One of their talking point is how today’s devices (e.g. phones, watches) come at the expense of the interactions with people physically present with us. Instead of forcing us to choose between the two, future devices will let us look up and stay in the world.
To get there, we’ll need to rethink the most disruptive element of today’s devices — notifications.
A study from 2014 found that people deal with 63.5 daily notifications on average, mostly coming from messaging and email apps. Even though the average smartphone user today is more deliberate about managing their notification settings, we really haven't come that far in the past decade.
We're often faced with a choice of receiving no notifications or all of the notifications, without anything in between. For me, this usually means that I'll just turn off all notifications, even if it means I'll miss a few things.
Slack is actually an exception here, offering a middle ground where you'll only get notifications for direct messages, mentions, and keywords.
This is actually a game-changer because it lets people signal whether a message is urgent or whether it's fine to read at some point. If a coworker wants to reach me, they can mention me in the message and I'll immediately get a notification. Otherwise, I'll just get to it when I open the app.
That being said, there's still so much farther we could go with notifications. For example, Slack has a notification scheduler where you'll only receive notifications in the hours you choose.

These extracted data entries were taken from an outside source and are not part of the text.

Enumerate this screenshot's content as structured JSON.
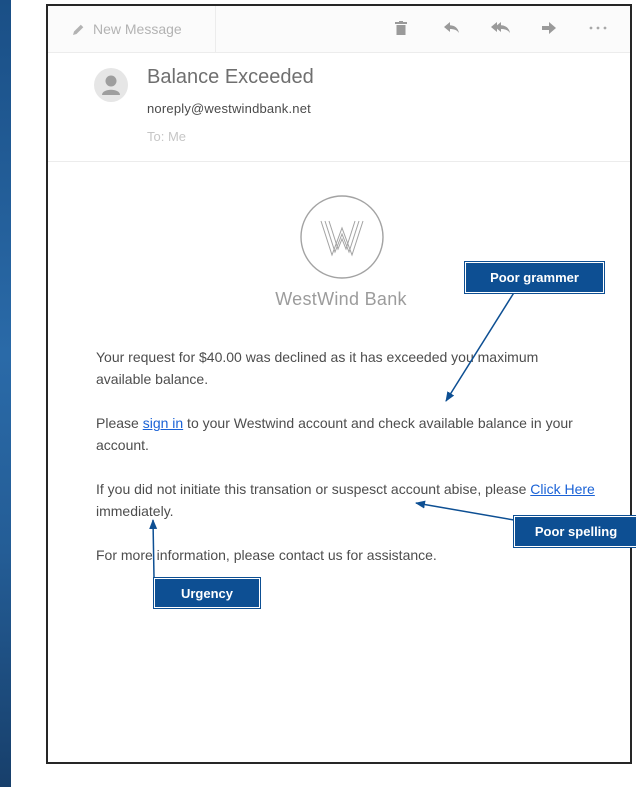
{
  "toolbar": {
    "new_message_label": "New Message",
    "icons": [
      "pencil-icon",
      "trash-icon",
      "reply-icon",
      "reply-all-icon",
      "forward-icon",
      "more-icon"
    ]
  },
  "email": {
    "subject": "Balance Exceeded",
    "sender": "noreply@westwindbank.net",
    "to_line": "To: Me"
  },
  "body": {
    "bank_name": "WestWind Bank",
    "p1": "Your request for $40.00 was declined as it has exceeded you maximum available balance.",
    "p2_before": "Please ",
    "p2_link": "sign in",
    "p2_after": " to your Westwind account and check available balance in your account.",
    "p3_before": "If you did not initiate this transation or suspesct account abise, please ",
    "p3_link": "Click Here",
    "p3_after": " immediately.",
    "p4": "For more information, please contact us for assistance."
  },
  "annotations": {
    "grammar": "Poor grammer",
    "spelling": "Poor spelling",
    "urgency": "Urgency"
  },
  "colors": {
    "callout_bg": "#0d4f93",
    "link": "#1a62d6",
    "window_border": "#262626",
    "desktop_strip": "#2a6aa8"
  }
}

The problem is that you could only choose one time range (e.g. from 8am to 6pm).
I would love the option to receive notifications at specific time slots during the day so that I could stay completely focused outside of those times.
Facebook is currently experimenting with haptic wristbands as the channel through which their future AR system will communicate with the user. Think of this as the analog to phone vibrations, except for AR.
The question is – what design affordances do we want around haptic feedback so that it doesn't inherit the shortcomings of today's notifications?
Compared to the devices that came before it, future AR devices will be working with much more contextual information about what you're seeing and hearing.
This context will be important for deciding when it's appropriate to deliver notifications, rather than always delivering them right away. For example, it might hold off on displaying new text messages if it recognizes that you're in the middle of a conversation.
It's also worth considering the placement of notifications. A 2019 study compared the cognitive effect of 4 notification placements in VR: On-Body (on controller), Head-Up Display (attached to user's field of view), In-Situ (on wall), and Floating.
Based on the results, they made the following design recommendations:
- the heads-up display placement is the most intrusive and noticeable. This should be reserved for only urgent notifications.
- the in-situ (wall) placement is the least disruptive and easiest to miss. This is well suited for non-essential notifications.
- the on-body (controller) and floating placements are the most preferred ones, with the highest understandability and usability. Ideal for general notifications.
These recommendations suggest that the optimal placement for notification is highly dependent on their urgency and importance. This underscore the impact of improving out systems for classifying notifications in a way that's personal to us.